Les organisations de la société civile (OSC) actives dans la conservation de la nature et le développement au Cameroun sont en majorité les associations et les organisations non-gouvernementales (ONG). Elles tentent très souvent de travailler en synergie et en complémentarité dans la mise en œuvre des projets. Elles obtiennent rarement les résultats à la lumière aussi bien de leurs attentes que celles des bailleurs et des populations bénéficiaires. La collaboration est très souvent perçue comme la cause des échecs ou des mauvaises expériences. Elle est généralement établie en fonction des modalités d’accès au financement, des stratégies d’action parfois imposées par les bailleurs, des conditions sécuritaires, etc. Il n’est pas à négliger que la collaboration se noue et se dénoue sous l’influence des capacités de mieux se comprendre, de changer de point de vue et de savoir lâcher.
L’idéal dans le contexte camerounais, a mon avis, c’est une collaboration entre OSC pour rendre service aux citoyens, bâtie sur des principes et des valeurs saines et communes.

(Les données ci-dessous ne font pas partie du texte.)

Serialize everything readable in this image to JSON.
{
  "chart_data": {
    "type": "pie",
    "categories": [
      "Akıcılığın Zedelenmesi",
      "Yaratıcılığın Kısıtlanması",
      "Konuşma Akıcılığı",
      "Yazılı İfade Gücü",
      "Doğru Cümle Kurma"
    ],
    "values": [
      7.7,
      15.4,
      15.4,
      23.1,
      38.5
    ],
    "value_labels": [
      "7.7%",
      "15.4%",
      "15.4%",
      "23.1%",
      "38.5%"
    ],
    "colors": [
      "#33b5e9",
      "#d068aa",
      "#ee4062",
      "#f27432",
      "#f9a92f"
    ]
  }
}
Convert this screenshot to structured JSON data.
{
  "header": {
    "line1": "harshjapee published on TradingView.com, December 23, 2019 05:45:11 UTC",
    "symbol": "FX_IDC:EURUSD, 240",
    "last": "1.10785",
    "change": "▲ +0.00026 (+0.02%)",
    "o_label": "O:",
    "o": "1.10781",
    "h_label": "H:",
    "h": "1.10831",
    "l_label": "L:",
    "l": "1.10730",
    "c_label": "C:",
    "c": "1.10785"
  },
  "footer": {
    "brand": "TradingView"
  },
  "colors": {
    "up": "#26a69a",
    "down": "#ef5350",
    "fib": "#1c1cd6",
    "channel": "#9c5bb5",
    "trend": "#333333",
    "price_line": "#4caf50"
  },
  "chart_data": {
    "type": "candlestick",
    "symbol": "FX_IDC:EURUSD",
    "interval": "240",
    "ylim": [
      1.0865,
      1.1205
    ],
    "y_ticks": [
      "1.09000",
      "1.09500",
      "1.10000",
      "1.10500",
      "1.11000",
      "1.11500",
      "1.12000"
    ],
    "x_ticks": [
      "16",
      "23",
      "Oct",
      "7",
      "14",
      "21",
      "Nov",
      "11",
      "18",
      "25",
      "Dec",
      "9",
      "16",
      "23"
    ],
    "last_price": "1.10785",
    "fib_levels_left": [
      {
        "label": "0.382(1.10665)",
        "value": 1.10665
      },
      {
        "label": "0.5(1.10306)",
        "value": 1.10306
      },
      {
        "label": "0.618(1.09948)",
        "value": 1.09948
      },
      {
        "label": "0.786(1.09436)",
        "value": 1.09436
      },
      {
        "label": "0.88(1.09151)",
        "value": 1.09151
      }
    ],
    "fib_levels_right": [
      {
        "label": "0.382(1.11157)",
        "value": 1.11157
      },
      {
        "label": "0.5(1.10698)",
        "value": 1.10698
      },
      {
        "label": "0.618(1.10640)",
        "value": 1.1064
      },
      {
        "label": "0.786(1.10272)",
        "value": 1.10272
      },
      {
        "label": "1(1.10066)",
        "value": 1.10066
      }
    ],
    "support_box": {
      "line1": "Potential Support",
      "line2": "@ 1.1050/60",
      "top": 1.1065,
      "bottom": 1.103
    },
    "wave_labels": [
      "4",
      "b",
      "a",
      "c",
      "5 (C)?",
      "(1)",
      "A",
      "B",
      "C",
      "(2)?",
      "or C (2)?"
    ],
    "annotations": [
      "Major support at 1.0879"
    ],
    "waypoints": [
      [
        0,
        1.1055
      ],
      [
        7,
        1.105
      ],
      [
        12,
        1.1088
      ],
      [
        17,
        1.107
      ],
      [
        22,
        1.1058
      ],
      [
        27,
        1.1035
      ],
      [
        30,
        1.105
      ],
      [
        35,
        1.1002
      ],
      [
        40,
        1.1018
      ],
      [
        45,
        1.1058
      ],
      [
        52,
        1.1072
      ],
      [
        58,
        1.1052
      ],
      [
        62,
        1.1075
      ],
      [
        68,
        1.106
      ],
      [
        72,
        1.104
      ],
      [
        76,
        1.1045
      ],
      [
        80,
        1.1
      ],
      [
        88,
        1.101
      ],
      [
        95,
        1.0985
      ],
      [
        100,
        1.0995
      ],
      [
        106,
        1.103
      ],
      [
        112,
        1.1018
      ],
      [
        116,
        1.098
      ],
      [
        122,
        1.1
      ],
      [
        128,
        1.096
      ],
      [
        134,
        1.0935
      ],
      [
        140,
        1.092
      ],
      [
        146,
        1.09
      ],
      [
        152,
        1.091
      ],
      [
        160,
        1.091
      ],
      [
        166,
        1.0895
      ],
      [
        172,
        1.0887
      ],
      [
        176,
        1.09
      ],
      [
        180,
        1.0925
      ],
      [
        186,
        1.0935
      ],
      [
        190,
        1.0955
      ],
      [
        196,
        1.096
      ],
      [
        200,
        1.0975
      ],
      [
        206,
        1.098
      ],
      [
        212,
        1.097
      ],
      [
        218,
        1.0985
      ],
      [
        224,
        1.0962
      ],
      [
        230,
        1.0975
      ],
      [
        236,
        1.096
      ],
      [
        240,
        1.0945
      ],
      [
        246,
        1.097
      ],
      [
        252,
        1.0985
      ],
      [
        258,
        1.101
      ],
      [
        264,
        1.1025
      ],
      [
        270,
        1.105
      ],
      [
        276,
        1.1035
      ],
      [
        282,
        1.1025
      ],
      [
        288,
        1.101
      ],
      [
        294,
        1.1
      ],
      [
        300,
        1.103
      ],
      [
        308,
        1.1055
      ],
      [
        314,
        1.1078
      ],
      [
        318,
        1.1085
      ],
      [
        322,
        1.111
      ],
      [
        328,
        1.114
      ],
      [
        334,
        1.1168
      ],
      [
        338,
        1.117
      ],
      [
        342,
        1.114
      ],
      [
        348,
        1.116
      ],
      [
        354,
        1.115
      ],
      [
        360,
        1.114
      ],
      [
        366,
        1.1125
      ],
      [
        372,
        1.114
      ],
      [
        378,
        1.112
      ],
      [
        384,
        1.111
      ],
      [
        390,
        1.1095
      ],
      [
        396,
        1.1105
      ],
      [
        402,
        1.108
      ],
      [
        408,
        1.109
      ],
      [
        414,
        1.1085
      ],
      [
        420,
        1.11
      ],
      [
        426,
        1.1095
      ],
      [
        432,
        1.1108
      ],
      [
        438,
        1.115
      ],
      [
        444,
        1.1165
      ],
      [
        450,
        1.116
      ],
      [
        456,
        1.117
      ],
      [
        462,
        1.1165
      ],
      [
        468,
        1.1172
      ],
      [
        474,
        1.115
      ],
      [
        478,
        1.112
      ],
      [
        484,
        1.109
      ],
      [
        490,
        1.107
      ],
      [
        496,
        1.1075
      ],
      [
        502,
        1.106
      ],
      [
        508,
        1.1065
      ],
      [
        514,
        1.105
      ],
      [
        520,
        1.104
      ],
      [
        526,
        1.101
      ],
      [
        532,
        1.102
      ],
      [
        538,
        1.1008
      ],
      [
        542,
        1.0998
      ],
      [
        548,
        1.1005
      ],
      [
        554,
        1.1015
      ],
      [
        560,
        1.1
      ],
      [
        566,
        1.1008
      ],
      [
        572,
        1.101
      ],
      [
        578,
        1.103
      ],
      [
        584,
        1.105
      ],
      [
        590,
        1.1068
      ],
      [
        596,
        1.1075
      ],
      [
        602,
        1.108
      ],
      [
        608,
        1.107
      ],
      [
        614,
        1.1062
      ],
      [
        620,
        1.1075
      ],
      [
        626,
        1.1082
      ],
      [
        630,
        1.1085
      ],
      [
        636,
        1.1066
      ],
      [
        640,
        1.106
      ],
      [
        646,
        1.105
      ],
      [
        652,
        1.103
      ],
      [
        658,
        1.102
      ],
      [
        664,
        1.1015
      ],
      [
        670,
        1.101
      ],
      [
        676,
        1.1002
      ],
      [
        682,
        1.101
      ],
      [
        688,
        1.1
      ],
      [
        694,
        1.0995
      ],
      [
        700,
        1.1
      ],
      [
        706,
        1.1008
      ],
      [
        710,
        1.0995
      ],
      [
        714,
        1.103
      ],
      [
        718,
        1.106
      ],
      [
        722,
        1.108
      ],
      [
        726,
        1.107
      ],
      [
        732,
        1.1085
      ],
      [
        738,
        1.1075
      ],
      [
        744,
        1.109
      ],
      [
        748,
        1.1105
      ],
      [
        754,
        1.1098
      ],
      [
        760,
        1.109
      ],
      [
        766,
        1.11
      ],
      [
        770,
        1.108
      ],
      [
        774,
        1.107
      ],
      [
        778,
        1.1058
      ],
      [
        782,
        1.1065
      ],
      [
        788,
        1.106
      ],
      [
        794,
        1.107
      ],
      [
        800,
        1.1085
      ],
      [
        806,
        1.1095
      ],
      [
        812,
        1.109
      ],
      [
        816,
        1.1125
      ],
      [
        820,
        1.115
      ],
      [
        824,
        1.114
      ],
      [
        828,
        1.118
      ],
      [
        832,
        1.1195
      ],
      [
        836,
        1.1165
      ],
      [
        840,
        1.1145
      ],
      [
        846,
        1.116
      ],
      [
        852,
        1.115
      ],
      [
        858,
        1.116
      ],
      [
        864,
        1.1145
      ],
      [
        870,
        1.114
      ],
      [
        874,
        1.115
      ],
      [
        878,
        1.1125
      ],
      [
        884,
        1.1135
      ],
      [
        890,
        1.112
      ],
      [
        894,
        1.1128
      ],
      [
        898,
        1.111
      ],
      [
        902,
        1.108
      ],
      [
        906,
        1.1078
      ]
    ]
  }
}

Sa construction est un exercice délicat et nécessite :

– Le développement d’une vision commune et partagée des grands changements souhaités ;
– L’adoption des modes vertueux de gouvernance ;
– L’amélioration de l’image et des capacités d’intervention des OSC ;
– Le développement d’une culture de partenariat dans les relations entre les OSC et les citoyens et les OSC avec les bailleurs.

A propos de l'auteur

Aboukar Mahamat

Aboukar Mahamat est Coordonnateur de l’Association Camerounaise pour l’Education Environnementale (ACEEN), une organisation de la société civile basée à Maroua au nord du Cameroun et active dans la gouvernance des ressources naturelles dans le bassin du Lac Tchad.